Wednesday, 7 January 2009

St Benedict's Table


An entry from Mark Berry's 'Way Out West' blog that caught my attention and I felt needed recording so that it could be added to the conversation.

I came across this quote on the web site of "St Benedict's Table" a community in Winnipeg... they say...


At the dawn of the first dark ages, Benedict arose with a vision for community. He did it almost by accident; or is that by providence? Disillusioned by the world of academia in what was looking to be an increasingly threatened and decayed Roman society, Benedict dropped out of school and left town. He went into the wilderness, found himself a quiet cave, and prepared to spend a life simply listening in prayerful silence for the voice of God. The thing is, they wouldn't leave him alone. First by the ones and twos, and eventually by the hundreds, other young men went out to that wilderness place to sit with Benedict and to seek God in the silence. So many, in fact, that he had to give some structure to their common life, eventually producing the "Rule of St Benedict" that governed community life in a rhythm of prayer, work, hospitality, learning, feasting and fasting. Balance. Boundaries. Safety. Accountability. The communities which continued to be formed around this Rule long after his death kept alive a model - an alternative model - for human life in very, very dark times. He seems a good mentor for us in these changing times, doesn't he?
And the table? Our life is formed around the communion table, and nurtured over various tables of hospitality and conversation. Most obviously there is the coffee table at the back of our worship space, but there are also all those tables in cafes and pubs and restaurants and homes where community is built, faith shared, questions asked.
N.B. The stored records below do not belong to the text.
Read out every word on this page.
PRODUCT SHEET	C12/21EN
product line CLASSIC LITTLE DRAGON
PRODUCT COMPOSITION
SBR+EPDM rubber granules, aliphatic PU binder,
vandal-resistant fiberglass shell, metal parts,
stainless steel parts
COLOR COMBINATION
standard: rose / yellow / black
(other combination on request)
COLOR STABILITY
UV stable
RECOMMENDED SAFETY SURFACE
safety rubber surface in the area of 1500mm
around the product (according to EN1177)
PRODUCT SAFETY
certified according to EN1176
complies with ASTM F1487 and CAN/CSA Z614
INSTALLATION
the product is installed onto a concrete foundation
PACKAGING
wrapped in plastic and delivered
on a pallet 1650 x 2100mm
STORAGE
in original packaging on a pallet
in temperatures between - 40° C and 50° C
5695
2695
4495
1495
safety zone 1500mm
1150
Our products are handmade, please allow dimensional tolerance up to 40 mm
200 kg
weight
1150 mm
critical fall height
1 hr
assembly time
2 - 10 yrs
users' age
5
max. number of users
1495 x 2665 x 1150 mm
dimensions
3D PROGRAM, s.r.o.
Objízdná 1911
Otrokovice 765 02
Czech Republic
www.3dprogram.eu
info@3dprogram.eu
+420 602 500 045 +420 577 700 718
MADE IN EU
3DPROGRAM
It never ceases to amaze and encourage me that communities all over the globe seeking to exist and engage in a changing/post-christian culture find a resonance in common themes... in spiritual even monastic rhythms, in eating together, in hospitality, in creativity, in history, in connections, but these communities do not seem to desire separation from the world, far from it these "rules and rhythms" have arisen out of a desire to be incarnate in the world.